Dive Brief:
- Employers could be placing too much stock in fingerprints as a foolproof way to screen job candidates, according to a new report by SterlingBackcheck, a background screening company.
- The firm's report, "Fingerprints vs. Name-Based Background Checks: And the Winner Is…," found serious flaws with fingerprint background checks, which negatively affect both applicants and employers. Not only are they not foolproof, the report found, but using them as the sole method for identifying whether job applicants have criminal records is shaky, at best.

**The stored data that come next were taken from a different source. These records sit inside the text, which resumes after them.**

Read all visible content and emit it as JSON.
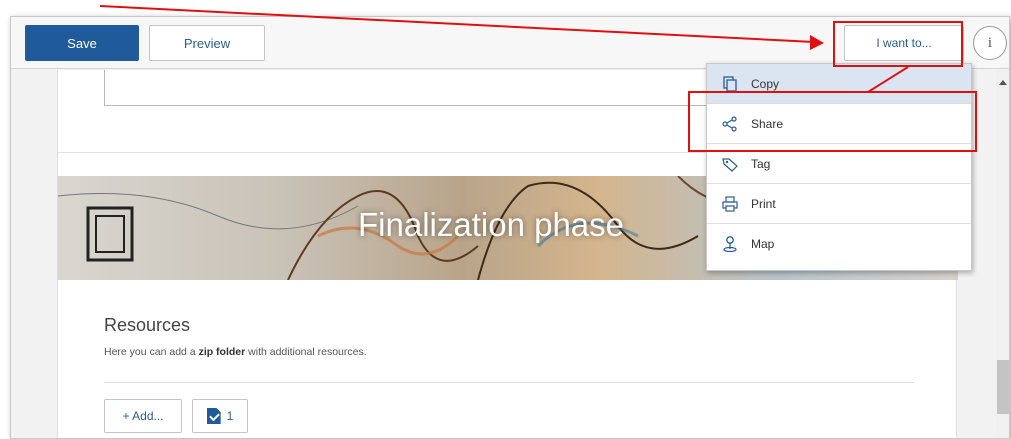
{
  "toolbar": {
    "save_label": "Save",
    "preview_label": "Preview",
    "i_want_to_label": "I want to...",
    "info_label": "i"
  },
  "menu": {
    "items": [
      {
        "label": "Copy",
        "icon": "copy-icon"
      },
      {
        "label": "Share",
        "icon": "share-icon"
      },
      {
        "label": "Tag",
        "icon": "tag-icon"
      },
      {
        "label": "Print",
        "icon": "print-icon"
      },
      {
        "label": "Map",
        "icon": "map-icon"
      }
    ],
    "highlighted": "Copy"
  },
  "banner": {
    "title": "Finalization phase"
  },
  "resources": {
    "title": "Resources",
    "description_prefix": "Here you can add a ",
    "description_bold": "zip folder",
    "description_suffix": " with additional resources.",
    "add_label": "+ Add...",
    "file_count": "1"
  },
  "colors": {
    "primary": "#1f5b9b",
    "link": "#2a5d96",
    "annotation": "#e01010",
    "menu_highlight": "#dbe5f1"
  }
}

- According to the report, the negative impact is meaningful and widespread. The National Employment Law Project (NELP) says nearly 600,000 job applicants each year are hobbled by incomplete FBI and state fingerprint data.
Dive Insight:
Findings note that the FBI database is missing as many as 50% of all criminal records and that fingerprint-based records are updated irregularly, so they are often weeks or even months out of date. Arrest records are often included, but EEOC guidance says arrests that don't result in a conviction should not be considered in hiring decisions due to its disproportionate impact on minority communities.
Finally, FBI reports don't allow subjects to challenge the results, unlike name-based checks from consumer reporting agencies (CRAs), which are regulated by federal and state laws that protect job applicants from unfair employment actions.
Angela Preston, SterlingBackcheck's senior vice president and counsel, Corporate Ethics and Compliance, says fingerprint background checks are popular because they are well known, and legislators may not be aware of their limitations. Preston added that fingerprint checks have value, but it's important to remember that the source databases are designed for law enforcement, not employment screening.